A literature search of endometrial metastasis from primary lung cancer yielded 11 case reports (Table 1)(9,10,11,12,13,14,15,16,17,18). The patients’ age ranged from 37 to 73 years. Most reported cases (81.82%) were non-small cell lung cancer. Endometrial biopsy due to abnormal vaginal bleeding (n=5, 45.46%)(9,11,12,14,17) and abnormal uterine or endometrial imaging during lung cancer follow-up (n=5, 45.46%)(10,14,15,16,18) were the leading causes for endometrial metastasis detection in this small cohort. Five cases (45.46%) were investigated for EGFR mutation status, where one case was negative(11), one case has had EGFR L858R and T790M mutation(14), one case was positive with E746_A750del mutation in exon 19 and T790M mutation in exon 20(16), and two cases were wild-type for EGFR mutation(17,18). The EGFR status of the other cases is unknown. The ALK was detected in two cases and was treated with ALK inhibitors(16,18). One of the ALK mutated cases sequentially had EGFR mutation(16).

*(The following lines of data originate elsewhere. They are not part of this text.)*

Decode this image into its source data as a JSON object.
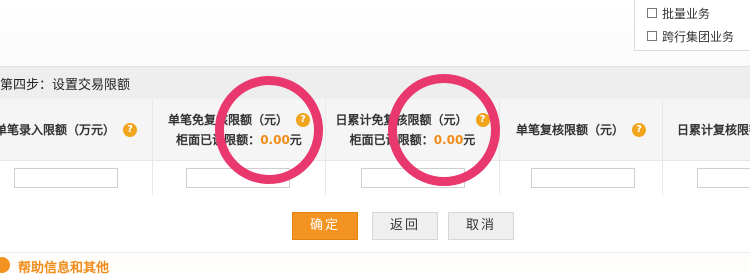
{
  "business_options": [
    {
      "label": "批量业务",
      "checked": false
    },
    {
      "label": "跨行集团业务",
      "checked": false
    }
  ],
  "step": {
    "title": "第四步：设置交易限额"
  },
  "limits": {
    "columns": [
      {
        "label": "单笔录入限额（万元）",
        "help": "?",
        "value": ""
      },
      {
        "label": "单笔免复核限额（元）",
        "help": "?",
        "sub_label": "柜面已设限额：",
        "sub_value": "0.00",
        "sub_unit": "元",
        "value": ""
      },
      {
        "label": "日累计免复核限额（元）",
        "help": "?",
        "sub_label": "柜面已设限额：",
        "sub_value": "0.00",
        "sub_unit": "元",
        "value": ""
      },
      {
        "label": "单笔复核限额（元）",
        "help": "?",
        "value": ""
      },
      {
        "label": "日累计复核限额",
        "help": "?",
        "value": ""
      }
    ]
  },
  "actions": {
    "confirm": "确定",
    "back": "返回",
    "cancel": "取消"
  },
  "help_section": {
    "title": "帮助信息和其他"
  },
  "colors": {
    "accent": "#f39321",
    "highlight_value": "#f08c1a",
    "annotation_ring": "#e8386e"
  },
  "icons": {
    "help": "question-circle-icon",
    "checkbox": "checkbox-icon",
    "help_section": "info-circle-icon"
  }
}
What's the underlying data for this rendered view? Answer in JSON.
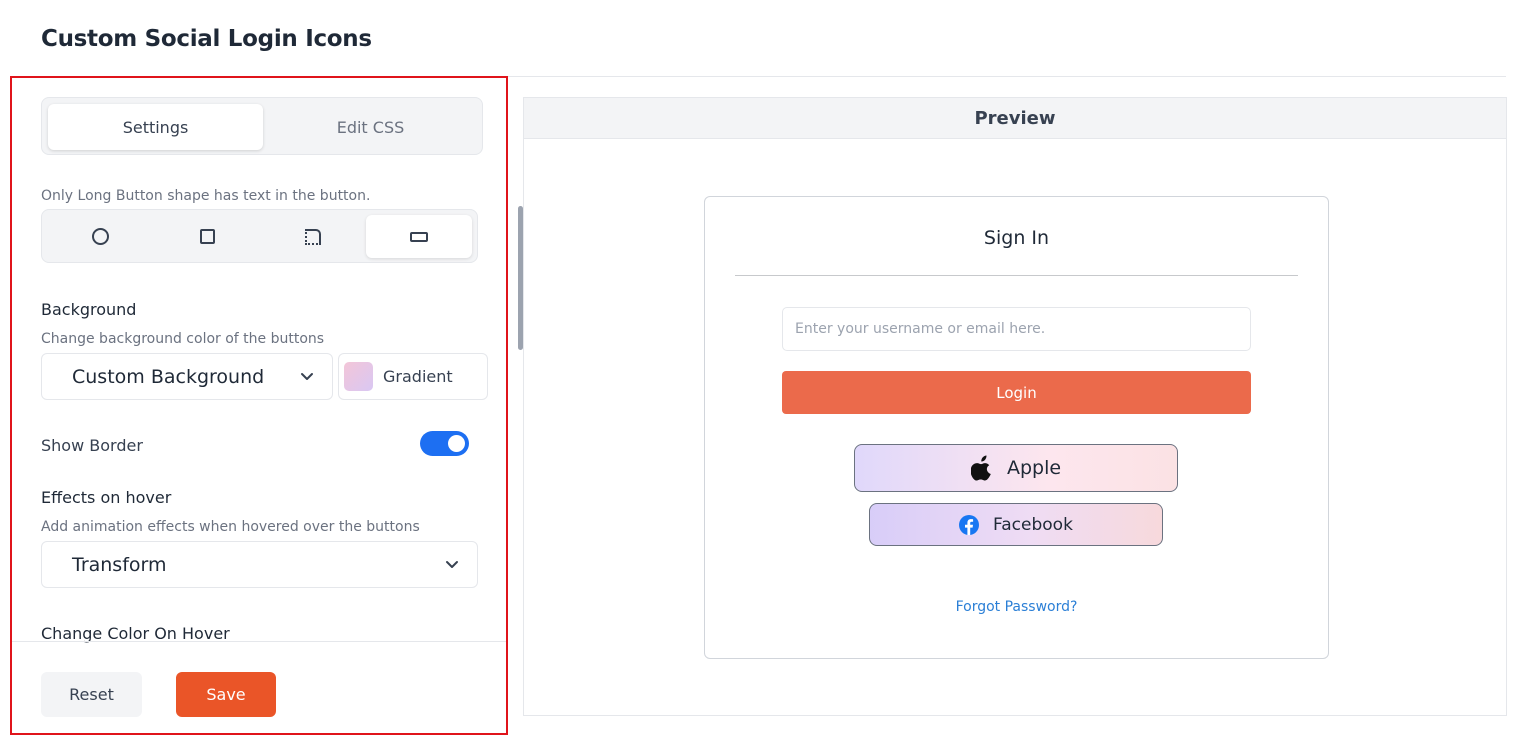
{
  "page": {
    "title": "Custom Social Login Icons"
  },
  "settings": {
    "tabs": [
      {
        "label": "Settings",
        "active": true
      },
      {
        "label": "Edit CSS",
        "active": false
      }
    ],
    "shape_hint": "Only Long Button shape has text in the button.",
    "shapes": [
      {
        "icon": "circle-shape-icon",
        "selected": false
      },
      {
        "icon": "square-shape-icon",
        "selected": false
      },
      {
        "icon": "rounded-corner-shape-icon",
        "selected": false
      },
      {
        "icon": "long-button-shape-icon",
        "selected": true
      }
    ],
    "background": {
      "label": "Background",
      "hint": "Change background color of the buttons",
      "select_value": "Custom Background",
      "gradient_label": "Gradient",
      "swatch_colors": [
        "#f3c6d8",
        "#d9c7f3"
      ]
    },
    "show_border": {
      "label": "Show Border",
      "enabled": true
    },
    "hover_effects": {
      "label": "Effects on hover",
      "hint": "Add animation effects when hovered over the buttons",
      "select_value": "Transform"
    },
    "change_color_on_hover": {
      "label": "Change Color On Hover"
    },
    "footer": {
      "reset_label": "Reset",
      "save_label": "Save"
    }
  },
  "preview": {
    "header": "Preview",
    "signin": {
      "title": "Sign In",
      "username_placeholder": "Enter your username or email here.",
      "login_label": "Login",
      "social_buttons": [
        {
          "label": "Apple",
          "icon": "apple-icon"
        },
        {
          "label": "Facebook",
          "icon": "facebook-icon"
        }
      ],
      "forgot_label": "Forgot Password?"
    }
  },
  "colors": {
    "accent": "#ea5528",
    "login_button": "#eb6a4b",
    "toggle_on": "#1d6ff2",
    "link": "#2b7fd6",
    "highlight_border": "#e0141b"
  }
}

Thyroid transcription factor-1 (TTF-1) and Napsin A are highly sensitive and specific markers for LUAD diagnosis, especially when used together(8). Evaluation of 1,674 cases of lung cancer revealed that Napsin A was more sensitive (87% vs. 64%; p<0.001) and more specific (p<0.001) marker than TTF-1 in the differential diagnosis of LUAD(19). TTF-1-positive tumoral infiltration in extrapulmonary tissues is accepted as a primary LUAD metastasis if the possibility of thyroid primary is not clinically predicted. TTF-1 is considered a relatively specific marker for lung and thyroid neoplasms; however, TTF-1 positivity was reported in a subset of endometrial carcinomas and this rate was much lower, especially in well-differentiated types(20). Therefore, occasional TTF-1 expression of endometrial and endocervical carcinomas should be kept in mind when evaluating neoplasms of uncertain origin, especially on the gynecological tract. Napsin A is a highly sensitive marker for LUADs, thus studies showed that tumors as ovarian clear cell (71.7%), endometrial clear cell (42.8%), papillary renal cell (40.2%), clear cell (tubular) papillary renal cell (16.7%), endometrial serous (9.3%), papillary thyroid (9.3%), and clear cell renal cell carcinomas (8.2%) can similarly express Napsin A(21). Therefore, studying multiple markers as a panel for targeted tumors would be beneficial, particularly if a tumor of unknown primary origin is seen. In this case, both TTF-1 and Napsin A positivity, as well as Pax8 negativity with radiologically defined lung mass lesions, were strong indicators of the endometrial metastasis of the primary LUAD.
Conclusion
The endometrium is a rare site for primary lung cancer metastasis; however, an increasing number of cases of endometrial metastases from lung cancer could be reported due to the increasing incidence of primary lung cancer. In addition to the endometrial-originating lesions in patients with abnormal uterine bleeding, clinicians should keep in mind the metastatic tumors. Furthermore, while evaluating tumors that are observed in endometrial curettage materials by pathologists, the possibility of metastatic tumors should always be considered.